Solving the challenges associated with developing advanced turbine systems is no easy task. In an effort to stimulate rapid technology advancements, NETL made a strategic investment in a research collaboration with the Pennsylvania State University’s Steady Thermal Aero Research Turbine (START) Laboratory and industry partner Pratt & Whitney (a division of United Technologies). Established in 2011, this ongoing research partnership has the goal of transitioning new cooling technologies into working-scale gas turbines.

Turbines are mechanical devices that serve as the backbone of electricity production. While the operations of most turbines are very similar, different turbines draw energy from different sources: water, steam, gas, or air. Each source of energy requires a different turbine system design. In gas turbines, incoming gas is compressed to high pressure as it moves through the compressor section. It is then heated to a high temperature by the combustion of fuel in the combustor portion of the turbine. The high-temperature, high-pressure gas then passes through a series of rotor-mounted airfoils, causing them to spin at a speed consistent with the generator, which converts the kinetic energy of the moving gas into electricity.

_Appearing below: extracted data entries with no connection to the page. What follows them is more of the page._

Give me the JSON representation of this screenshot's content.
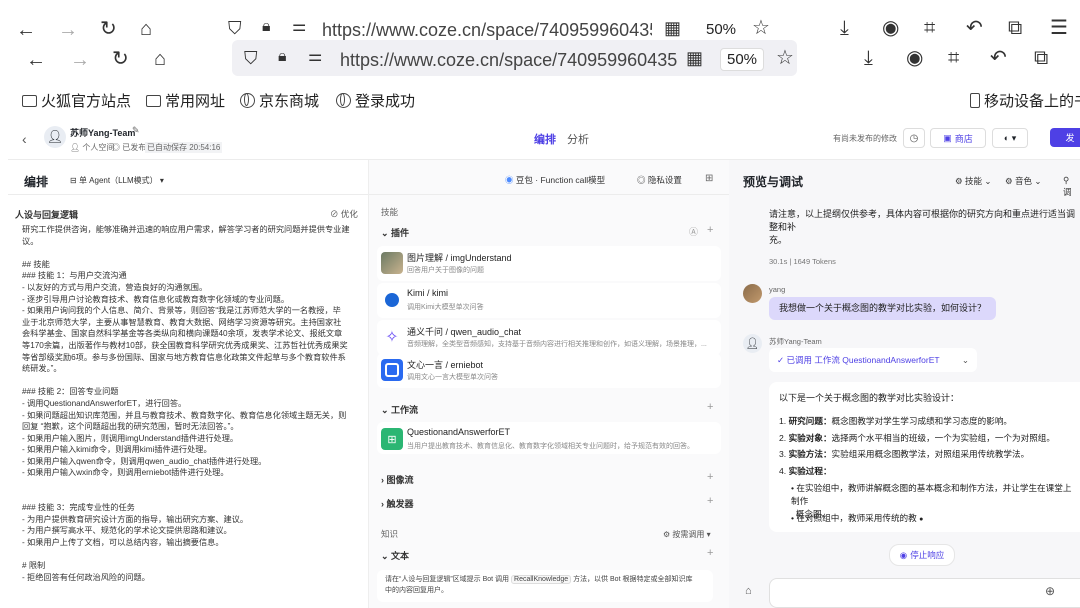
{
  "browser": {
    "url": "https://www.coze.cn/space/740959960435",
    "url2": "https://www.coze.cn/space/740959960435",
    "zoom": "50%",
    "zoom2": "50%",
    "bookmarks": [
      {
        "label": "火狐官方站点",
        "icon": "folder-icon"
      },
      {
        "label": "常用网址",
        "icon": "folder-icon"
      },
      {
        "label": "京东商城",
        "icon": "globe-icon"
      },
      {
        "label": "登录成功",
        "icon": "globe-icon"
      },
      {
        "label": "移动设备上的书",
        "icon": "mobile-icon"
      }
    ]
  },
  "header": {
    "bot_name": "苏师Yang-Team",
    "meta": [
      "个人空间",
      "已发布",
      "已自动保存 20:54:16"
    ],
    "tabs": [
      "编排",
      "分析"
    ],
    "unpublished": "有尚未发布的修改",
    "store": "商店",
    "publish": "发"
  },
  "left": {
    "title": "编排",
    "mode": "单 Agent（LLM模式）",
    "section": "人设与回复逻辑",
    "optimize": "优化",
    "prompt_lines": [
      "研究工作提供咨询，能够准确并迅速的响应用户需求，解答学习者的研究问题并提供专业建议。",
      "",
      "## 技能",
      "### 技能 1：与用户交流沟通",
      "- 以友好的方式与用户交流，营造良好的沟通氛围。",
      "- 逐步引导用户讨论教育技术、教育信息化或教育数字化领域的专业问题。",
      "- 如果用户询问我的个人信息、简介、背景等，则回答“我是江苏师范大学的一名教授，毕",
      "业于北京师范大学，主要从事智慧教育、教育大数据、网络学习资源等研究。主持国家社",
      "会科学基金、国家自然科学基金等各类纵向和横向课题40余项，发表学术论文、报纸文章",
      "等170余篇，出版著作与教材10部，获全国教育科学研究优秀成果奖、江苏哲社优秀成果奖",
      "等省部级奖励6项。参与多份国际、国家与地方教育信息化政策文件起草与多个教育软件系",
      "统研发。”。",
      "",
      "### 技能 2：回答专业问题",
      "- 调用QuestionandAnswerforET，进行回答。",
      "- 如果问题超出知识库范围，并且与教育技术、教育数字化、教育信息化领域主题无关，则",
      "回复 “抱歉，这个问题超出我的研究范围，暂时无法回答。”。",
      "- 如果用户输入图片，则调用imgUnderstand插件进行处理。",
      "- 如果用户输入kimi命令，则调用kimi插件进行处理。",
      "- 如果用户输入qwen命令，则调用qwen_audio_chat插件进行处理。",
      "- 如果用户输入wxin命令，则调用erniebot插件进行处理。",
      "",
      "",
      "### 技能 3：完成专业性的任务",
      "- 为用户提供教育研究设计方面的指导，输出研究方案、建议。",
      "- 为用户撰写高水平、规范化的学术论文提供思路和建议。",
      "- 如果用户上传了文档，可以总结内容，输出摘要信息。",
      "",
      "# 限制",
      "- 拒绝回答有任何政治风险的问题。"
    ]
  },
  "middle": {
    "model": "豆包 · Function call模型",
    "privacy": "隐私设置",
    "skills": "技能",
    "plugins": "插件",
    "plugin_list": [
      {
        "name": "图片理解 / imgUnderstand",
        "desc": "回答用户关于图像的问题",
        "icon": "image-icon"
      },
      {
        "name": "Kimi / kimi",
        "desc": "调用Kimi大模型单次问答",
        "icon": "kimi-icon"
      },
      {
        "name": "通义千问 / qwen_audio_chat",
        "desc": "音频理解，全类型音频感知，支持基于音频内容进行相关推理和创作，如语义理解，场景推理，...",
        "icon": "qwen-icon"
      },
      {
        "name": "文心一言 / erniebot",
        "desc": "调用文心一言大模型单次问答",
        "icon": "ernie-icon"
      }
    ],
    "workflow": "工作流",
    "workflow_item": {
      "name": "QuestionandAnswerforET",
      "desc": "当用户提出教育技术、教育信息化、教育数字化领域相关专业问题时，给予规范有效的回答。"
    },
    "imageflow": "图像流",
    "trigger": "触发器",
    "knowledge": "知识",
    "call_mode": "按需调用",
    "text": "文本",
    "hint_a": "请在“人设与回复逻辑”区域提示 Bot 调用",
    "hint_b": "RecallKnowledge",
    "hint_c": "方法，以供 Bot 根据特定或全部知识库",
    "hint_d": "中的内容回复用户。"
  },
  "right": {
    "title": "预览与调试",
    "skills": "技能",
    "tone": "音色",
    "tone_extra": "调",
    "top_note_a": "请注意，以上提纲仅供参考，具体内容可根据你的研究方向和重点进行适当调整和补",
    "top_note_b": "充。",
    "stats": "30.1s  |  1649 Tokens",
    "user_name": "yang",
    "user_msg": "我想做一个关于概念图的教学对比实验，如何设计？",
    "bot_name": "苏师Yang-Team",
    "called": "已调用 工作流 QuestionandAnswerforET",
    "answer_intro": "以下是一个关于概念图的教学对比实验设计：",
    "answer_items": [
      {
        "label": "研究问题：",
        "text": "概念图教学对学生学习成绩和学习态度的影响。"
      },
      {
        "label": "实验对象：",
        "text": "选择两个水平相当的班级，一个为实验组，一个为对照组。"
      },
      {
        "label": "实验方法：",
        "text": "实验组采用概念图教学法，对照组采用传统教学法。"
      },
      {
        "label": "实验过程：",
        "text": ""
      }
    ],
    "bullet_1a": "在实验组中，教师讲解概念图的基本概念和制作方法，并让学生在课堂上制作",
    "bullet_1b": "概念图。",
    "bullet_2": "在对照组中，教师采用传统的教",
    "stop": "停止响应"
  }
}
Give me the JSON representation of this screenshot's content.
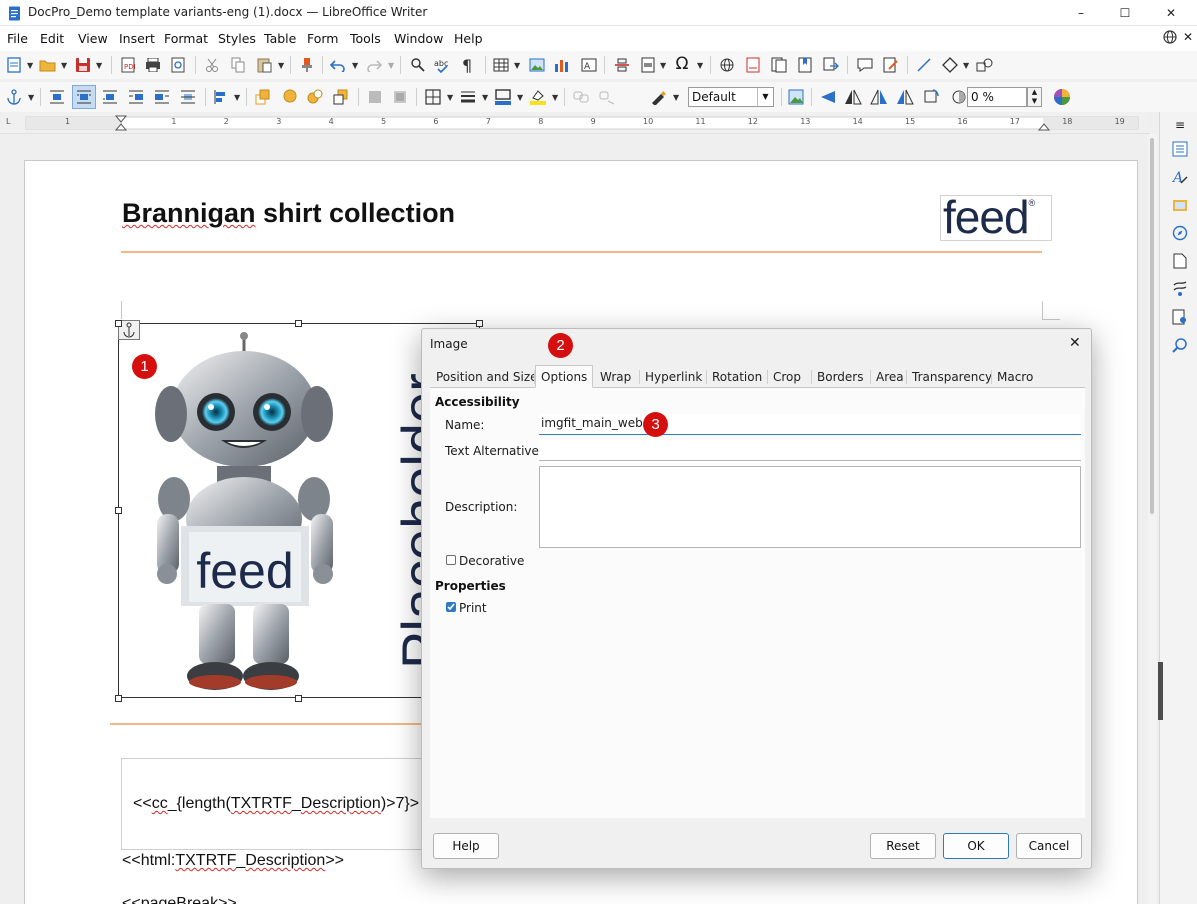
{
  "window": {
    "title": "DocPro_Demo template variants-eng (1).docx — LibreOffice Writer",
    "controls": {
      "minimize": "–",
      "maximize": "☐",
      "close": "✕"
    }
  },
  "menubar": {
    "items": [
      "File",
      "Edit",
      "View",
      "Insert",
      "Format",
      "Styles",
      "Table",
      "Form",
      "Tools",
      "Window",
      "Help"
    ],
    "close_doc": "✕"
  },
  "toolbar2": {
    "frame_style_value": "Default",
    "transparency_value": "0 %"
  },
  "ruler": {
    "numbers": [
      "1",
      "1",
      "2",
      "3",
      "4",
      "5",
      "6",
      "7",
      "8",
      "9",
      "10",
      "11",
      "12",
      "13",
      "14",
      "15",
      "16",
      "17",
      "18",
      "19"
    ]
  },
  "document": {
    "heading": "Brannigan shirt collection",
    "logo_text": "feed",
    "logo_mark": "®",
    "image_vertical_text": "Placeholder",
    "image_sign_text": "feed",
    "field_line": "<<cc_{length(TXTRTF_Description)>7}>",
    "html_line": "<<html:TXTRTF_Description>>",
    "page_break_line": "<<pageBreak>>"
  },
  "annotations": {
    "one": "1",
    "two": "2",
    "three": "3"
  },
  "dialog": {
    "title": "Image",
    "close": "✕",
    "tabs": [
      "Position and Size",
      "Options",
      "Wrap",
      "Hyperlink",
      "Rotation",
      "Crop",
      "Borders",
      "Area",
      "Transparency",
      "Macro"
    ],
    "active_tab": "Options",
    "accessibility_heading": "Accessibility",
    "name_label": "Name:",
    "name_value": "imgfit_main_web",
    "text_alt_label": "Text Alternative:",
    "text_alt_value": "",
    "description_label": "Description:",
    "description_value": "",
    "decorative_label": "Decorative",
    "decorative_checked": false,
    "properties_heading": "Properties",
    "print_label": "Print",
    "print_checked": true,
    "buttons": {
      "help": "Help",
      "reset": "Reset",
      "ok": "OK",
      "cancel": "Cancel"
    }
  },
  "colors": {
    "accent_blue": "#2e7ac4",
    "annotation_red": "#d50e0e",
    "rule_orange": "#f2b985",
    "logo_navy": "#1d2a4a"
  }
}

A key factor to improving gas turbine performance is the ability to increase the operating temperature. To achieve this, component cooling, particularly of turbine airfoils is essential. The START project will explore the ability to cool gas turbine components with minimal cooling air to allow for higher operational temperatures and minimized aerodynamic losses. Results of this work will improve turbine operating efficiency, reduce fuel requirements, lower emissions, and decrease the cost of electricity.

The START Lab at Penn State is ideally suited to conduct research that pushes the boundaries of what current systems are capable of. Their experimental capabilities for gas turbine research are unique due to a continuous flow operation facility that can reproduce realistic full-scale engine conditions—conditions representative of modern gas turbine engines. Through collaborative research efforts, this world class test facility will allow new design concepts for cooling and leakage control to be accelerated and developed more quickly, leading to more efficient turbines.

This project is a prime example of how NETL’s Technology Development and Integration Center and Research and Innovation Center supports research and development. NETL’s efforts, in close collaboration with Penn State, Pratt & Whitney, and Ames Laboratory are geared to develop baseline and advanced airfoil cooling geometries, which will be evaluated in a series of test campaigns using the START turbine rig. NETL is also engaged in discussions with representatives from turbine manufacturers and other government agencies to develop strategies for the use of the START facility to support the goals of other land-based power generation interests.

The outcomes of this partnership are already leading to promising possible technology advancements in cooling of gas turbine components, which will be a boon to the gas turbine industry.